Le commerce extérieur russe : bilan et perspectives

En 2017, pour la première fois depuis l’adoption des sanctions, on note une dynamique positive du commerce extérieur russe : les prix du pétrole remontent, le rouble se consolide. Le volume des échanges de la Russie avec l'étranger s’élève à 584 milliards de dollars pour l’année, soit 24,8 % de plus qu’en 2016. Les exportations, en outre, augmentent de 25 %, et les importations de 24,5 %.



Le commerce extérieur russe termine l’année 2017 avec un solde positif de 130,6 milliards de dollars, soit une hausse de 25,5 % par rapport à 2016. Cela s’explique essentiellement par l’augmentation des prix des matières premières, principales exportations du pays. La hausse des prix du pétrole, après l’accord sur la diminution des rythmes de production passé avec les pays de l’Organisation des pays exportateurs de pétrole (OPEP), a été ici un facteur décisif : à partir de l’automne les prix du pétrole repartent à la hausse et atteignent leur maximum en février 2017. Simultanément, d’autres marchandises voient leurs prix augmenter : métaux ferreux et non ferreux, or et toutes sortes de matières premières, ce qui permet à la devise nationale de commencer à se renforcer.
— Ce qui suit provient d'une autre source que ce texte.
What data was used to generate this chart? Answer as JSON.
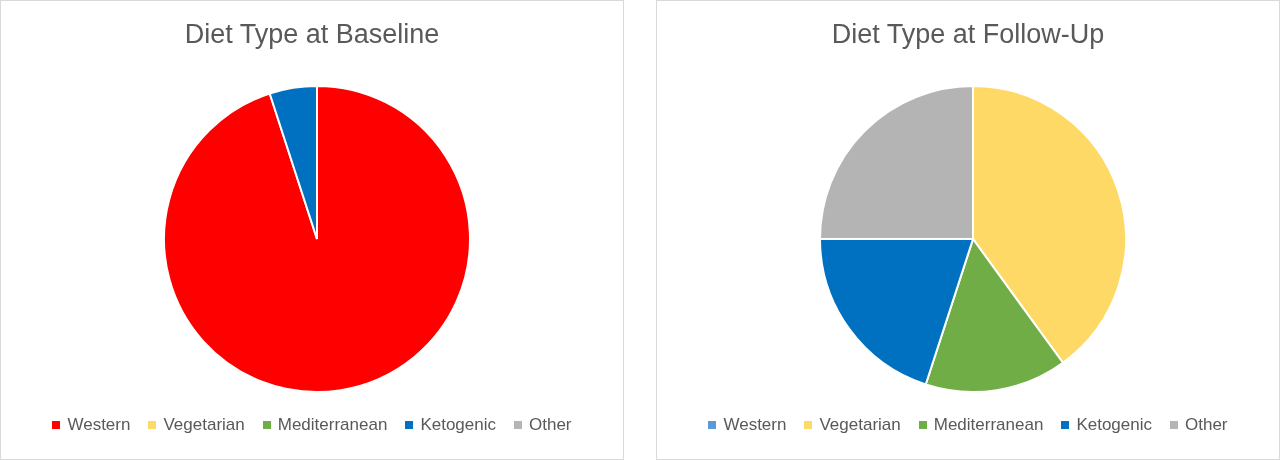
{
  "chart_data": [
    {
      "type": "pie",
      "title": "Diet Type at Baseline",
      "categories": [
        "Western",
        "Vegetarian",
        "Mediterranean",
        "Ketogenic",
        "Other"
      ],
      "values": [
        95,
        0,
        0,
        5,
        0
      ],
      "colors": [
        "#ff0000",
        "#ffd966",
        "#70ad47",
        "#0070c0",
        "#b4b4b4"
      ],
      "legend": "bottom"
    },
    {
      "type": "pie",
      "title": "Diet Type at Follow-Up",
      "categories": [
        "Western",
        "Vegetarian",
        "Mediterranean",
        "Ketogenic",
        "Other"
      ],
      "values": [
        0,
        40,
        15,
        20,
        25
      ],
      "colors": [
        "#5b9bd5",
        "#ffd966",
        "#70ad47",
        "#0070c0",
        "#b4b4b4"
      ],
      "legend": "bottom"
    }
  ]
}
Selon le Service des douanes de la Fédération de Russie, les revenus des exportations de pétrole ont connu une hausse de 26,6 % en 2017, pour un montant total de 93,3 milliards de dollars, alors que le volume de ces exportations demeurait au niveau de 2016. Les revenus des exportations de gaz se sont accrus de 22,1 % par rapport à 2016, soit 38,1 milliards de dollars, tandis que leur volume augmentait de 5,7 %.
Géographie du commerce extérieur en 2017

Si les pays de l’Union européenne (UE) occupent une place à part dans la géographie du commerce extérieur de la Russie, leur poids spécifique dans son chiffre d’affaires ne cesse de baisser depuis 2014. Cette diminution a toutefois été négligeable en 2017 : la part des pays de l’UE est passée de 42,8 % en 2016, à 42,2 % (246,5 milliards de dollars). Le chiffre d’affaires a augmenté de 22,9 % par rapport à 2016, les exportations de 22,1 %, les importations de 24,4 %.

En 2017, la Russie a accentué ses échanges avec les pays de la Coopération économique pour l’Asie-Pacifique (APEC), dont la part est passée de 29,9 % en 2016 à 30,5 % (178,2 milliards de dollars). Le volume des échanges avec les pays de l’APEC s’est accru de 27,1 % (28,7 % pour les exportations, 25,7 % pour les importations). Le poids spécifique du commerce avec la Chine a notamment augmenté, passant de 14,1 % à 14,9 %.

Malgré leur proximité géographique et historique, les pays de la Communauté des États indépendants (CEI) ne représentent que 12,4 % du chiffre d’affaires du commerce extérieur russe. Celui-ci a néanmoins augmenté de 25,8 % (72,3 milliards de dollars) en 2017 par rapport à 2016.

Les échanges avec les pays de l’Union économique eurasiatique (UEEA) ont représenté, selon le Service fédéral des douanes de la Fédération de Russie, 50,7 milliards de dollars en 2017 : 33,3 milliards pour les exportations, 17,4 milliards pour les importations. Les premières ont donc augmenté de 29 %, les secondes de 25,1 %. La balance commerciale de la Russie avec ces pays fait état d’un solde positif de 15,9 milliards de dollars.  
La Russie se tourne donc de plus en plus vers l’Est : la part des pays de l’UE dans son commerce extérieur se réduit, tandis que celle de la Région Asie-Pacifique augmente. Les échanges russo-chinois et russo-vietnamiens continuent à se développer à un rythme accéléré. Notons qu’à l’occasion du 25e Sommet de l’APEC, les dirigeants de la Fédération de Russie ont soutenu le projet de création d’une zone de libre-échange Asie-Pacifique (1), ce qui donnera sans nul doute une impulsion supplémentaire à une future intégration des pays de l’APEC.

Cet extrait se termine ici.